If you’re looking for a more long-term experience, try starting a garden with your child. It will help them learn more about the wonderful world of plants—how we’re dependent upon them for food and why they’re essential to the health of the planet’s ecology. Click here for a helpful article on the topic.
Encourage and inspire them to keep reading.
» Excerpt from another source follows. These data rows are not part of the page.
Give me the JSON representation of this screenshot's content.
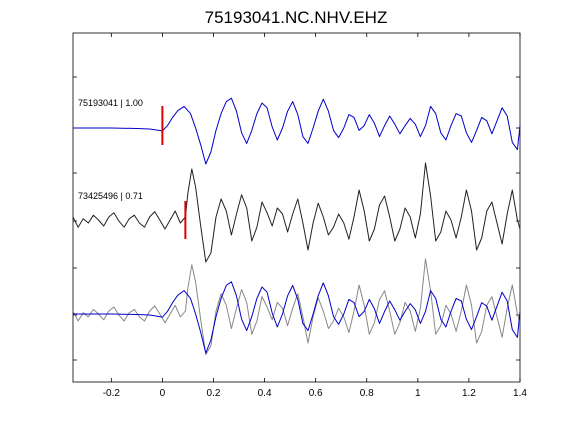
{
  "chart_data": {
    "type": "line",
    "title": "75193041.NC.NHV.EHZ",
    "xlabel": "",
    "ylabel": "",
    "xlim": [
      -0.35,
      1.4
    ],
    "x_ticks": [
      -0.2,
      0,
      0.2,
      0.4,
      0.6,
      0.8,
      1,
      1.2,
      1.4
    ],
    "x_tick_labels": [
      "-0.2",
      "0",
      "0.2",
      "0.4",
      "0.6",
      "0.8",
      "1",
      "1.2",
      "1.4"
    ],
    "grid": false,
    "colors": {
      "blue": "#0000cc",
      "black": "#222222",
      "gray": "#888888",
      "marker": "#dd0000"
    },
    "traces": [
      {
        "label": "75193041 | 1.00",
        "color": "blue",
        "pick_time": 0.0
      },
      {
        "label": "73425496 | 0.71",
        "color": "black",
        "pick_time": 0.09
      }
    ],
    "overlay": {
      "colors": [
        "gray",
        "blue"
      ]
    },
    "waveform_blue": [
      [
        -0.35,
        0.0
      ],
      [
        -0.3,
        0.0
      ],
      [
        -0.2,
        0.0
      ],
      [
        -0.1,
        -0.01
      ],
      [
        -0.05,
        -0.02
      ],
      [
        0.0,
        -0.06
      ],
      [
        0.02,
        0.05
      ],
      [
        0.04,
        0.22
      ],
      [
        0.06,
        0.36
      ],
      [
        0.085,
        0.45
      ],
      [
        0.11,
        0.3
      ],
      [
        0.13,
        0.0
      ],
      [
        0.15,
        -0.35
      ],
      [
        0.17,
        -0.75
      ],
      [
        0.19,
        -0.5
      ],
      [
        0.21,
        -0.05
      ],
      [
        0.23,
        0.3
      ],
      [
        0.25,
        0.55
      ],
      [
        0.27,
        0.62
      ],
      [
        0.29,
        0.35
      ],
      [
        0.31,
        -0.1
      ],
      [
        0.33,
        -0.32
      ],
      [
        0.35,
        -0.05
      ],
      [
        0.37,
        0.3
      ],
      [
        0.39,
        0.52
      ],
      [
        0.41,
        0.42
      ],
      [
        0.43,
        0.02
      ],
      [
        0.45,
        -0.25
      ],
      [
        0.47,
        0.0
      ],
      [
        0.49,
        0.35
      ],
      [
        0.51,
        0.55
      ],
      [
        0.53,
        0.28
      ],
      [
        0.55,
        -0.18
      ],
      [
        0.57,
        -0.32
      ],
      [
        0.59,
        0.0
      ],
      [
        0.61,
        0.35
      ],
      [
        0.63,
        0.6
      ],
      [
        0.65,
        0.35
      ],
      [
        0.67,
        -0.05
      ],
      [
        0.69,
        -0.2
      ],
      [
        0.71,
        0.0
      ],
      [
        0.73,
        0.28
      ],
      [
        0.75,
        0.22
      ],
      [
        0.77,
        -0.05
      ],
      [
        0.79,
        0.05
      ],
      [
        0.81,
        0.28
      ],
      [
        0.83,
        0.1
      ],
      [
        0.85,
        -0.18
      ],
      [
        0.87,
        0.05
      ],
      [
        0.89,
        0.25
      ],
      [
        0.91,
        0.08
      ],
      [
        0.93,
        -0.12
      ],
      [
        0.95,
        0.05
      ],
      [
        0.97,
        0.2
      ],
      [
        0.99,
        0.08
      ],
      [
        1.01,
        -0.18
      ],
      [
        1.03,
        0.05
      ],
      [
        1.05,
        0.45
      ],
      [
        1.07,
        0.3
      ],
      [
        1.09,
        -0.1
      ],
      [
        1.11,
        -0.25
      ],
      [
        1.13,
        0.05
      ],
      [
        1.15,
        0.3
      ],
      [
        1.17,
        0.25
      ],
      [
        1.19,
        -0.1
      ],
      [
        1.21,
        -0.3
      ],
      [
        1.23,
        -0.05
      ],
      [
        1.25,
        0.22
      ],
      [
        1.27,
        0.15
      ],
      [
        1.29,
        -0.12
      ],
      [
        1.31,
        0.15
      ],
      [
        1.33,
        0.42
      ],
      [
        1.35,
        0.25
      ],
      [
        1.37,
        -0.3
      ],
      [
        1.39,
        -0.45
      ],
      [
        1.4,
        0.05
      ]
    ],
    "waveform_black": [
      [
        -0.35,
        0.05
      ],
      [
        -0.33,
        -0.12
      ],
      [
        -0.31,
        0.02
      ],
      [
        -0.29,
        -0.05
      ],
      [
        -0.27,
        0.08
      ],
      [
        -0.25,
        0.0
      ],
      [
        -0.23,
        -0.1
      ],
      [
        -0.21,
        0.05
      ],
      [
        -0.19,
        0.12
      ],
      [
        -0.17,
        -0.02
      ],
      [
        -0.15,
        -0.12
      ],
      [
        -0.13,
        0.02
      ],
      [
        -0.11,
        0.08
      ],
      [
        -0.09,
        -0.05
      ],
      [
        -0.07,
        -0.12
      ],
      [
        -0.05,
        0.05
      ],
      [
        -0.03,
        0.14
      ],
      [
        -0.01,
        0.0
      ],
      [
        0.01,
        -0.15
      ],
      [
        0.03,
        0.0
      ],
      [
        0.05,
        0.15
      ],
      [
        0.07,
        -0.05
      ],
      [
        0.09,
        0.05
      ],
      [
        0.1,
        0.45
      ],
      [
        0.115,
        0.85
      ],
      [
        0.13,
        0.55
      ],
      [
        0.15,
        -0.1
      ],
      [
        0.17,
        -0.7
      ],
      [
        0.19,
        -0.55
      ],
      [
        0.21,
        0.05
      ],
      [
        0.23,
        0.35
      ],
      [
        0.25,
        0.15
      ],
      [
        0.27,
        -0.25
      ],
      [
        0.29,
        0.1
      ],
      [
        0.31,
        0.42
      ],
      [
        0.33,
        0.2
      ],
      [
        0.35,
        -0.35
      ],
      [
        0.37,
        -0.12
      ],
      [
        0.39,
        0.3
      ],
      [
        0.41,
        0.12
      ],
      [
        0.43,
        -0.1
      ],
      [
        0.45,
        0.2
      ],
      [
        0.47,
        0.1
      ],
      [
        0.49,
        -0.2
      ],
      [
        0.51,
        0.1
      ],
      [
        0.53,
        0.35
      ],
      [
        0.55,
        -0.05
      ],
      [
        0.57,
        -0.5
      ],
      [
        0.59,
        -0.05
      ],
      [
        0.61,
        0.28
      ],
      [
        0.63,
        0.05
      ],
      [
        0.65,
        -0.25
      ],
      [
        0.67,
        -0.12
      ],
      [
        0.69,
        0.1
      ],
      [
        0.71,
        -0.05
      ],
      [
        0.73,
        -0.32
      ],
      [
        0.75,
        0.05
      ],
      [
        0.77,
        0.5
      ],
      [
        0.79,
        0.15
      ],
      [
        0.81,
        -0.35
      ],
      [
        0.83,
        -0.15
      ],
      [
        0.85,
        0.25
      ],
      [
        0.87,
        0.4
      ],
      [
        0.89,
        0.05
      ],
      [
        0.91,
        -0.35
      ],
      [
        0.93,
        -0.15
      ],
      [
        0.95,
        0.2
      ],
      [
        0.97,
        0.05
      ],
      [
        0.99,
        -0.3
      ],
      [
        1.01,
        0.1
      ],
      [
        1.03,
        0.95
      ],
      [
        1.05,
        0.4
      ],
      [
        1.07,
        -0.35
      ],
      [
        1.09,
        -0.2
      ],
      [
        1.11,
        0.15
      ],
      [
        1.13,
        0.0
      ],
      [
        1.15,
        -0.3
      ],
      [
        1.17,
        0.05
      ],
      [
        1.19,
        0.5
      ],
      [
        1.21,
        0.15
      ],
      [
        1.23,
        -0.5
      ],
      [
        1.25,
        -0.3
      ],
      [
        1.27,
        0.15
      ],
      [
        1.29,
        0.3
      ],
      [
        1.31,
        -0.05
      ],
      [
        1.33,
        -0.4
      ],
      [
        1.35,
        0.1
      ],
      [
        1.37,
        0.5
      ],
      [
        1.39,
        0.0
      ],
      [
        1.4,
        -0.15
      ]
    ]
  }
}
Reading is, perhaps, the most important skill to master for children, as it’s needed to learn about all the other exciting subjects taught in school. Kids are often assigned summer reading, especially as they get older, but the extra free time during summer break can give them a chance to explore specific topics they’re interested in. Not every child is a fan of fiction, after all. Some may prefer reading books and articles that teach them facts about science, history and art.
If your child is still in the early reading stages, take time to read with them. And talk about what you’ve read—it’s even helpful to act out various stories and scenes. If you need a little help from the pros, check out your local public library. Most have summer reading programs designed for different age ranges. And don’t forget the myriad of online resources available today. We’ve put together a few that might help:
- Summer Reading Charts & Games (Pre-K – 6th)
- The Ultimate Summer Reading List for Kids Ages 9 – 12
- 7 Fun Summer Books for Reluctant readers in Grades 9 – 12
- Ten Awesome Science Books For Curious Kids
Delve into Georgia’s natural history.
Georgia has countless natural history sites to explore and learn about, but one of our favorites is Okefenokee Swamp Park, located in Waycross, Georgia. As one of the world’s largest intact freshwater ecosystems, the Okefenokee Swamp offers a rich experience of America’s natural heritage. Visitors can see alligators, turtles, woodpeckers, storks and even the rare and endangered indigo snake—to name but a few—in their natural habitats. The Okefenokee Swamp Park, open seven days a week from 9 a.m. to 5:30 p.m., features wilderness trails, boat tours, wildlife shows and short train tours of a pioneer family homestead.
As a company that gives 5% back to support children in the communities we serve, we’re proud to offer even more support through helpful resources and ideas. We hope this blog helps inspire you this summer.